Innovations | Jun 2005
A Day to Remember
David F. Chang, MD
In case there was any lingering doubt, recent events have made it official: cataract surgeons are also refractive surgeons. Patients have always wanted spectacle independence, and we've sought all along to reduce the size of incisions and improve biometry in order to approach this goal. However, as a group, we never effectively educated patients and payers about the difference between refractive and medical care for someone with cataracts.
Advanced Medical Optics, Inc.'s Array and Staar Surgical Company's toric IOLs were the first purely refractive IOL innovations. The new technology intraocular lens (NTIOL) designation for ASC reimbursement made by the Centers for Medicare & Medicaid Services (CMS) allowed manufacturers an extra $50 of reimbursement, but the patient did not pay, nor did the surgeon receive any additional premium for this service. In hindsight, implanting advanced refractive IOL technologies for no additional charge was a mistake, because it diminished their perceived value and made it even harder for patients to differentiate between the capabilities of multifocal and toric IOLs and the benefits of standard cataract surgery. As a result, patient demand for these IOLs became almost nonexistent.
For me, May 10, 2005 (my 25th wedding anniversary), became a doubly memorable date because of the official announcement from the CMS permitting Medicare beneficiaries to choose presbyopia-reducing IOLs at their own expense. By establishing an economic delineation between cataract and refractive IOL technology, this decision is a defining event for us all. With the newsworthy availability of three competing premium technologies to tackle presbyopia (Alcon's Restor, AMO's Rezoom, and Eyeonics' Crystalens), the injustice of denying these options to Medicare patients was averted in the nick of time.
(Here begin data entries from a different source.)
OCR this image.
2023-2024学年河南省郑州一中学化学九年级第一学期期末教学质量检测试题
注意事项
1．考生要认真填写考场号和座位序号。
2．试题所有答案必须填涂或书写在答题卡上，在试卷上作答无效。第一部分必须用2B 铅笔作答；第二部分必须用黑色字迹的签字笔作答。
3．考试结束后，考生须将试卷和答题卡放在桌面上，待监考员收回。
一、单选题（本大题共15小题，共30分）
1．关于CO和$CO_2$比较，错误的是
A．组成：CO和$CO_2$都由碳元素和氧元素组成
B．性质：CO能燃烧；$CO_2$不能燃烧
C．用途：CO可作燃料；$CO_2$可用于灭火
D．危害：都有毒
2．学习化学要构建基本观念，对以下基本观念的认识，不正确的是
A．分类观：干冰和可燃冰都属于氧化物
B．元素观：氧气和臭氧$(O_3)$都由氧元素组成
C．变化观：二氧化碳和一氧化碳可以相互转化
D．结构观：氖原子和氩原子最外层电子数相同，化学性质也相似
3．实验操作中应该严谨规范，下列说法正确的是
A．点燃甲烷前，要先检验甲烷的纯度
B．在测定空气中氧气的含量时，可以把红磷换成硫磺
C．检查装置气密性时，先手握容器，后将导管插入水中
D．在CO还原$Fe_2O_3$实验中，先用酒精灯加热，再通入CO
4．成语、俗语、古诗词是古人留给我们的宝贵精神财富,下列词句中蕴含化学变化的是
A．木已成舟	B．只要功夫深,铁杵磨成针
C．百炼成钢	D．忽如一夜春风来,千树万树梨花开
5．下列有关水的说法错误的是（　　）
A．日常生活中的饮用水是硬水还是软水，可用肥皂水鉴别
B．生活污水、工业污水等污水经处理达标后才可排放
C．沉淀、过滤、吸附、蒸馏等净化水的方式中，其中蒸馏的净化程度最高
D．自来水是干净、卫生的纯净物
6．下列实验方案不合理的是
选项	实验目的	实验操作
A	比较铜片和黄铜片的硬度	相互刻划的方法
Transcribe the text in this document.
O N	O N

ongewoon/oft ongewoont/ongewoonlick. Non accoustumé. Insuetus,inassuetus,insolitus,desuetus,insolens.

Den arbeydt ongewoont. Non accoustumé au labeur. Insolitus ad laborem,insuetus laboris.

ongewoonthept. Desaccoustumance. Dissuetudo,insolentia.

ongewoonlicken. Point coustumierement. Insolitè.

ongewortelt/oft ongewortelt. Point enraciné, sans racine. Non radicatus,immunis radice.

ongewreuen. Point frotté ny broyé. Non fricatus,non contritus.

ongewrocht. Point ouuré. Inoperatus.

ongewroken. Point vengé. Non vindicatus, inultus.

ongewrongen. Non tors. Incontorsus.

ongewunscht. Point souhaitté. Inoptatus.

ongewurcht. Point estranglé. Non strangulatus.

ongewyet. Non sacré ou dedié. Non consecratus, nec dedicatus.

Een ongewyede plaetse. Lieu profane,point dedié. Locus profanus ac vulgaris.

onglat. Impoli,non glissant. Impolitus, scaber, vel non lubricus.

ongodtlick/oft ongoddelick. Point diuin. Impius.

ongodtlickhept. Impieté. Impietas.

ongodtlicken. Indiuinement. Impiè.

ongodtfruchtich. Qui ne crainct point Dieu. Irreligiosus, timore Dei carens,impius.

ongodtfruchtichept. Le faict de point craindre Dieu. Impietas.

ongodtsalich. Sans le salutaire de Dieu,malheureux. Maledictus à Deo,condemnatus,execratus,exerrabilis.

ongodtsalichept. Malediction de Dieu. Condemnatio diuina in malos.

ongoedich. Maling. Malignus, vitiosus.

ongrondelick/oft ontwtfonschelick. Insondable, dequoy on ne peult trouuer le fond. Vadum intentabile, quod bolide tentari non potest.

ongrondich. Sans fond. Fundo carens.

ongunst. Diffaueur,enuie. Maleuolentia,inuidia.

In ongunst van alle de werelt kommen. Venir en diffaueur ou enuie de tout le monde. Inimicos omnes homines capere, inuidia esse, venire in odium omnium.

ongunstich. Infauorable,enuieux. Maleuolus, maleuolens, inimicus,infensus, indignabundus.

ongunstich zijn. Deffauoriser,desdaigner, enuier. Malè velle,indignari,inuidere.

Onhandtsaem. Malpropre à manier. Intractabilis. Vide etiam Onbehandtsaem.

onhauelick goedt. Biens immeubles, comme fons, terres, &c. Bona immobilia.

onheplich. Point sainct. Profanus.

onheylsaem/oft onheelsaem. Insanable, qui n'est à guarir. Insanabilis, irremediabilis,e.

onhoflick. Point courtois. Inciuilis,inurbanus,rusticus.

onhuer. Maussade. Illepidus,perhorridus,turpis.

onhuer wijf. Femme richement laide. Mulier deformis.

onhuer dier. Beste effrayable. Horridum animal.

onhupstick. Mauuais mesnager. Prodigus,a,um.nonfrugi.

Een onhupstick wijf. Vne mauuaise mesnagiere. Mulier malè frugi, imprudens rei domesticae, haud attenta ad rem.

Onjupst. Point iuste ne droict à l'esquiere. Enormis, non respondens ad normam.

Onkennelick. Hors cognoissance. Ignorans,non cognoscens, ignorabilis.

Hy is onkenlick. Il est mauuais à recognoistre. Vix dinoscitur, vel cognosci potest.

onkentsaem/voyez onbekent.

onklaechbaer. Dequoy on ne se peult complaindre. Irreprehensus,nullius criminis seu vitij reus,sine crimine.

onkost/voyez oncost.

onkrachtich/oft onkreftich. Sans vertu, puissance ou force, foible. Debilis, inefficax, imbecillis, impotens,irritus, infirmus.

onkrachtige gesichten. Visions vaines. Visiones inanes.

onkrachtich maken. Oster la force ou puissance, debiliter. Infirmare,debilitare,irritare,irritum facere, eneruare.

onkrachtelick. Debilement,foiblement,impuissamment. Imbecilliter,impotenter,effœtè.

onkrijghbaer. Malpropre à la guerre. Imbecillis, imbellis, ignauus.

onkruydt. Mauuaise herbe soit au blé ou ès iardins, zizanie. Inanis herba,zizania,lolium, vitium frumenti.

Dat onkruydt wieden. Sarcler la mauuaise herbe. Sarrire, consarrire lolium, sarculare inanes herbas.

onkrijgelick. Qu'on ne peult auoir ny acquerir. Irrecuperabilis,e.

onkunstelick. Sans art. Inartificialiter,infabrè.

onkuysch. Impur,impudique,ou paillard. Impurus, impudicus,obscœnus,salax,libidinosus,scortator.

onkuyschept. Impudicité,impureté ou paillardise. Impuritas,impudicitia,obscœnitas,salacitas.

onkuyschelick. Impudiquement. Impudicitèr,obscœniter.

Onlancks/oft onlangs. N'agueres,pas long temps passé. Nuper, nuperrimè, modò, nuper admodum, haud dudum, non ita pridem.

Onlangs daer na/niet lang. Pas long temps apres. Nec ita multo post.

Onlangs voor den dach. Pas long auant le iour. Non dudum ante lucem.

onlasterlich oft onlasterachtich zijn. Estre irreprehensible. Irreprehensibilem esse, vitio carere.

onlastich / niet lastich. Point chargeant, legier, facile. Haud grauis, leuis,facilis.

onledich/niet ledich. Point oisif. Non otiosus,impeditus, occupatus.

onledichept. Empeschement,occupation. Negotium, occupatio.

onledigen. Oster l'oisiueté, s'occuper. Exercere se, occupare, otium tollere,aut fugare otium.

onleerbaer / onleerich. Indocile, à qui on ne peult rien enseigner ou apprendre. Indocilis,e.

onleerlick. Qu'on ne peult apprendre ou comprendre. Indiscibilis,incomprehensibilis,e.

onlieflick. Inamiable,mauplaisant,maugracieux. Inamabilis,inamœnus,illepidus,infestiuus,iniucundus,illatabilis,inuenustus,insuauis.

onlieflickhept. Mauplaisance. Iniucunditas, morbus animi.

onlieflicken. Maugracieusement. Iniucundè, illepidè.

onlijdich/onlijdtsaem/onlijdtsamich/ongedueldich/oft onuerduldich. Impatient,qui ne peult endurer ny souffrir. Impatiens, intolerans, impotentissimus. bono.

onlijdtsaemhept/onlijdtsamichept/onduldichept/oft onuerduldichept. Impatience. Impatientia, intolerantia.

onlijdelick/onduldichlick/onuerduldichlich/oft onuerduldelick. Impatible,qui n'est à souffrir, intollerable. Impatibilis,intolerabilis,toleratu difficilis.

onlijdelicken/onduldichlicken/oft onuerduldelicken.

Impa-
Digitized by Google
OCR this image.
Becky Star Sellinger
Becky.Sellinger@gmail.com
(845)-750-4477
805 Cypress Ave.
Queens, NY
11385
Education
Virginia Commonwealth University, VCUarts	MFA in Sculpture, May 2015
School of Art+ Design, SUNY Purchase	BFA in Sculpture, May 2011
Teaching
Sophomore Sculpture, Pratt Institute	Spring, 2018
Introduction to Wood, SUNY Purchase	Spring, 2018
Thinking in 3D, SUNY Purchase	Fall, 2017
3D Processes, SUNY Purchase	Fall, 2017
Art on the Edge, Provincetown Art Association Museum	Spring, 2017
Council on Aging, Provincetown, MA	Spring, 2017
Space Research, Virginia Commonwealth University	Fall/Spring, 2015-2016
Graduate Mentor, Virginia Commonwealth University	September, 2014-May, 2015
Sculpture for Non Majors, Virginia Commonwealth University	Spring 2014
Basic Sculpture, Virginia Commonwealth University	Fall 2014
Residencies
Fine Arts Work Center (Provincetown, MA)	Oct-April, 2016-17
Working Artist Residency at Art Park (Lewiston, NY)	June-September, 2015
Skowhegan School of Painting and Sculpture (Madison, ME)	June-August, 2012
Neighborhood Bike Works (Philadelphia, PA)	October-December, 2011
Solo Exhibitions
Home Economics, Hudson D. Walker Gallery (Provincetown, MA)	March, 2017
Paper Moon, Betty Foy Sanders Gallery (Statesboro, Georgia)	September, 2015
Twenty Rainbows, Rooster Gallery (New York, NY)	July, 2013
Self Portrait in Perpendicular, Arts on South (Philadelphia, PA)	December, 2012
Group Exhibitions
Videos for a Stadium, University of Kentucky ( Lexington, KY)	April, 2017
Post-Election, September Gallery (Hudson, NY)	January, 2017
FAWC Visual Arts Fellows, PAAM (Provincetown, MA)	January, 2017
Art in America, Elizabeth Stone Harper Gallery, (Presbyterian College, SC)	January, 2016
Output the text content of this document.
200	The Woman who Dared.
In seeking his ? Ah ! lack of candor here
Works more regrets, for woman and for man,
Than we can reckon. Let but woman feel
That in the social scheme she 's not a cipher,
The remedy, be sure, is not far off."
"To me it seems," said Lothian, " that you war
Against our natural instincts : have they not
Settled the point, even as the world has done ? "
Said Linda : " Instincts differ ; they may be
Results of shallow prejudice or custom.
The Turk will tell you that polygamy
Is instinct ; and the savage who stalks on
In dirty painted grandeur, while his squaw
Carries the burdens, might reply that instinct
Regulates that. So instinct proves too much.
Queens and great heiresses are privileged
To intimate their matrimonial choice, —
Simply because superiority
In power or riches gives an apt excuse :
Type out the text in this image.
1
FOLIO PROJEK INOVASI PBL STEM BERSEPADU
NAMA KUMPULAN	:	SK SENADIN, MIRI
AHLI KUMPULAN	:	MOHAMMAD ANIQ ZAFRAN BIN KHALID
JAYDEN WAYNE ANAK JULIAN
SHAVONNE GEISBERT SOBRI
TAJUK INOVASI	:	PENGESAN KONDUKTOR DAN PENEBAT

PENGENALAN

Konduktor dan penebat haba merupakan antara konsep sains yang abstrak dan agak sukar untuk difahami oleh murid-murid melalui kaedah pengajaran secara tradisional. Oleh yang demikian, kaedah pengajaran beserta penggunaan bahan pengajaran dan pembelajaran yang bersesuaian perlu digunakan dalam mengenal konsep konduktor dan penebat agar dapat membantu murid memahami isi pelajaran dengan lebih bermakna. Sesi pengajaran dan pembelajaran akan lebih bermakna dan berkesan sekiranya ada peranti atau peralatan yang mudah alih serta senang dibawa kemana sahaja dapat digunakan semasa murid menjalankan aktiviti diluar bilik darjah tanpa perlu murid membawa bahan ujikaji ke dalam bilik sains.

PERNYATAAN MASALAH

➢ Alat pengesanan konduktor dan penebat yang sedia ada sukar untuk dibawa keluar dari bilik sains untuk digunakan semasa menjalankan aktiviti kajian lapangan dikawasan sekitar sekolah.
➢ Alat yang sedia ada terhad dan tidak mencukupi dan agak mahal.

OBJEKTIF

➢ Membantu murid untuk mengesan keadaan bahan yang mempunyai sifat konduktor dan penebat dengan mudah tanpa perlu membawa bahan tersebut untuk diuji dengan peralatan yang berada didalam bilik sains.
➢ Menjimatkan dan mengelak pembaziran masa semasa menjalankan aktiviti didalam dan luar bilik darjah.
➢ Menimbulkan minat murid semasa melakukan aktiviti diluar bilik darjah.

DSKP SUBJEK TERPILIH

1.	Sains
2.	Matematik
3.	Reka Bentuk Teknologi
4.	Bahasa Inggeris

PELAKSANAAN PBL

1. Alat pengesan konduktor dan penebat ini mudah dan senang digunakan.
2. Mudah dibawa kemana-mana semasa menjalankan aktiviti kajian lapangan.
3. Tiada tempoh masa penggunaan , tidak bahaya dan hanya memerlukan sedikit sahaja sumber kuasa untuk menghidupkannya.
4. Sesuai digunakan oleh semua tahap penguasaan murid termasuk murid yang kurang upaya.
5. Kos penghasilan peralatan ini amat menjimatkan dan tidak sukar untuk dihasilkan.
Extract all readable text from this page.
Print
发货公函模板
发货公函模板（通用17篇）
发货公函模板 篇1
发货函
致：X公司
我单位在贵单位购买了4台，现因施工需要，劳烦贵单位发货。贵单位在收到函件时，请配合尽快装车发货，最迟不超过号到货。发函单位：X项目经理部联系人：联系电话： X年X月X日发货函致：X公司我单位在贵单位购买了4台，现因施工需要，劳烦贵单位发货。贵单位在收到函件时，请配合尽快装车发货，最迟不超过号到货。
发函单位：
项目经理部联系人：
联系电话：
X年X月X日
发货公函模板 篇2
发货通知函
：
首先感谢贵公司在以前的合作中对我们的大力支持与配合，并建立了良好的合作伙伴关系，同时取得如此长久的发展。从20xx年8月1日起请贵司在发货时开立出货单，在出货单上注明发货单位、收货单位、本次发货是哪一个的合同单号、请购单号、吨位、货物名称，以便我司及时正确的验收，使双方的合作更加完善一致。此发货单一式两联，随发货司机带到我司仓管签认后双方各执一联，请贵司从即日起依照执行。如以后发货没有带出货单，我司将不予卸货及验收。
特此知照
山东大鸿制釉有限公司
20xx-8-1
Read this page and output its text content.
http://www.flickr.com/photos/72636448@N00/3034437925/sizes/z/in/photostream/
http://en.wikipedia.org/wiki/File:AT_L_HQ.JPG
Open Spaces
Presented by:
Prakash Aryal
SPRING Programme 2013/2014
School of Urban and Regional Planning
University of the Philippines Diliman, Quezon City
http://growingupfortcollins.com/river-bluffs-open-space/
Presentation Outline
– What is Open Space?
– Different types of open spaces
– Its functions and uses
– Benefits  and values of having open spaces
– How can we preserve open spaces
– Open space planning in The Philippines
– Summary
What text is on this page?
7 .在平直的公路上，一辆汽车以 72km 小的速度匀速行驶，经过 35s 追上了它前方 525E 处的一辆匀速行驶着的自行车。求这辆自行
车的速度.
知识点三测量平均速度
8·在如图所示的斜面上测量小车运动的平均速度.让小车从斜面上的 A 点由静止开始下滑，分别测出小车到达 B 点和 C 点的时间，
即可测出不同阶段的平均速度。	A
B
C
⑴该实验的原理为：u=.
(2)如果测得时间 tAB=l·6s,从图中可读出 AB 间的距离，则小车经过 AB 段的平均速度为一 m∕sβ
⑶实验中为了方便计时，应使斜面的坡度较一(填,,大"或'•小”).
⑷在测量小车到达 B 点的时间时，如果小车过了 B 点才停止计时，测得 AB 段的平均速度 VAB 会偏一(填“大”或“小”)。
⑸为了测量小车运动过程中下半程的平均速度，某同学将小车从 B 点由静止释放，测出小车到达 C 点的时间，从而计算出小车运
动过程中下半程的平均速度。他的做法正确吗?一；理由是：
That surgeons should receive greater reimbursement to provide these technologies seems clear, as the products do not automatically produce satisfied, spectacle-independent patients by themselves. Relative to standard cataract surgery, success with refractive IOLs is much more reliant upon an ideal capsulorhexis and pristine capsular bag, the avoidance of complications, the prevention of surgically induced astigmatism, the reduction of pre-existing astigmatism, and accurate biometry and IOL calculations. Proper patient selection is critical, and physicians must consider patients' ocular and macular health, astigmatism, contralateral refractive error, lifestyle, and personality traits. Patients' expectations and potential for disappointment are much higher with all refractive IOLs and increase pre- and postoperative chair time. In light of these higher demands, the lack of additional reimbursement for NTIOLs was undoubtedly a financial disincentive for many surgeons. Indeed, hardly anyone noticed or complained when the NTIOL provision officially expired last month.
Clearly, achieving a pseudoaccommodating emmetropic eye is a premium refractive service that requires more advanced IOL technology, flawless biometry and surgery, and more extensive patient evaluation and counseling. Eyeonics blazed a trail with the premium IOL channel whereby non-Medicare cataract patients could pay a fair market, out-of-pocket premium for a noncovered refractive benefit. Thanks to the recent CMS ruling, Medicare patients will enjoy the same freedom of choice.
It now behooves us ophthalmologists to properly and ethically educate our cataract patients about the difference between medical and refractive services. When asked what we recommend, we must clarify that refractive IOLs are discretionary: they address the inconvenience of eyeglasses but do not reduce complications or improve ocular health. We must take care not to abuse the economic freedom recently granted to our trusting cataract patients. It is their hard-earned and well-deserved right, and the promising future of refractive IOL technology depends on it.